On 23 February the Fair Work Commission decided to cut penalty rates on that award from 175% to 150% on Sunday, cutting Sunday rates from $33.10 to $28.37 an hour.
For Murray-Stark, that amounts to $2,000 a year from her pay of $30,000, which she described in her letter to Malcolm Turnbull as “the difference between staying afloat or drowning in bills”.
“It will make it harder to pay the bills and I’ll probably have to work a few more years to save for retirement,” she said. “My work is physically demanding, and I just don’t think my body will be able to put up with extra years of bending, leaning and straining.”
Murray-Stark said penalty rates allowed her to spend time with her granddaughter during the week and meant she could afford to retire without working into her 70s.
She called on Turnbull to meet her and “tell me you won’t let my pay be cut”.
Margarita Murray-Stark, who wrote to the prime minister, Malcolm Turnbull, to protest against penalty rate cuts.
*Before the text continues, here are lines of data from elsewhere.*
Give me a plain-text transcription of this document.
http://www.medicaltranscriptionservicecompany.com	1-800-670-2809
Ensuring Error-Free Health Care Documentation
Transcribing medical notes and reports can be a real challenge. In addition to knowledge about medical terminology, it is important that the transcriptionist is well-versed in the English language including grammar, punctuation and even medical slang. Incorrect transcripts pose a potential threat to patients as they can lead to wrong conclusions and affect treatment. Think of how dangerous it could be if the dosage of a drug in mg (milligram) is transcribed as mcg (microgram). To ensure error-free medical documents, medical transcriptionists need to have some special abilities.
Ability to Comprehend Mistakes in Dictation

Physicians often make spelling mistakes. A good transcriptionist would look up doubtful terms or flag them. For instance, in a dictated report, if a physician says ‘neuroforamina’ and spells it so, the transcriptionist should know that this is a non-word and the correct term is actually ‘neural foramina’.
Photograph: Reed Fleming
Jess Walsh, the Victorian secretary of Murray-Stark’s union, United Voice, said the Fair Work Commission decision was “an unprecedented pay cut for hundreds of thousands of long-term workers like Margarita”.
“They have done nothing to deserve a pay cut when their wages are already so low,” she said. “The system is broken when it can straight out cut the pay of Australia’s low-paid workers.”
Walsh called on Turnbull to legislate to stop penalty rate cuts, which Labor and the Greens have promised to do but the Coalition has refused.
In a statement on Wednesday, the Labor leadership team and opposition employment spokesman, Brendan O’Connor, said research by the McKell Institute showed that women would be disproportionately affected by rate cuts because they were more likely to work under an award and part-time.
“If ‘women hold up half the sky’, as Malcolm Turnbull is so fond of saying, then he should withdraw his support of cuts to penalty rates and stand with Labor to protect the take home pay of ordinary Australians,” they said.
But the employment minister, Michaelia Cash, has accused Bill Shorten of using International Women’s Day to make a political point that the commission had contradicted.
In its decision the Fair Work Commission said in order to show women were disproportionately affected “it would have to be shown that more female hospitality workers usually work on Sundays than males”.
There was “no data” that showed the number of hospitality workers who usually work on Sundays, by gender, it said. “Further, the available data does not appear to support the proposition advanced.”
The commission pointed to data from the HILDA survey and Australian workplace relations study that show that, of hospitality workers who receive penalty rates, 50.7% are male and 49.3% are female.
Of all hospitality workers who usually work on either Saturdays and/or Sundays, 57.4% are male and 42.6% are female.
The ACCI’s chief executive, James Pearson, put a positive spin on the effect of penalty rate cuts, arguing on Twitter that they “stand to benefit” because they were disproportionately underemployed.
On 2 March, Turnbull said it was an objective of modern awards in the Fair Work Act that “when you do get a change of this kind … overall take home pay is protected, that is one that obviously we agree with”.
In order to offset a pay cut of $2,000 from an annual take-home pay of $30,000, the commission would have to increase the award base rate from $18.91 to $20 an hour. That equates to an increase of 5.8% in the base rate.
Last year the commission increased award rates by 2.4%, a real increase of just over 1% given inflation of 1.3%. The figures suggest it could take five years or more to offset the effect of penalty rate cuts on some workers, unless the commission orders larger annual rises to account for the cut.
On Thursday United Voice and the Victoria Trades Hall Council will conduct a rally opposing penalty rate cuts in Melbourne.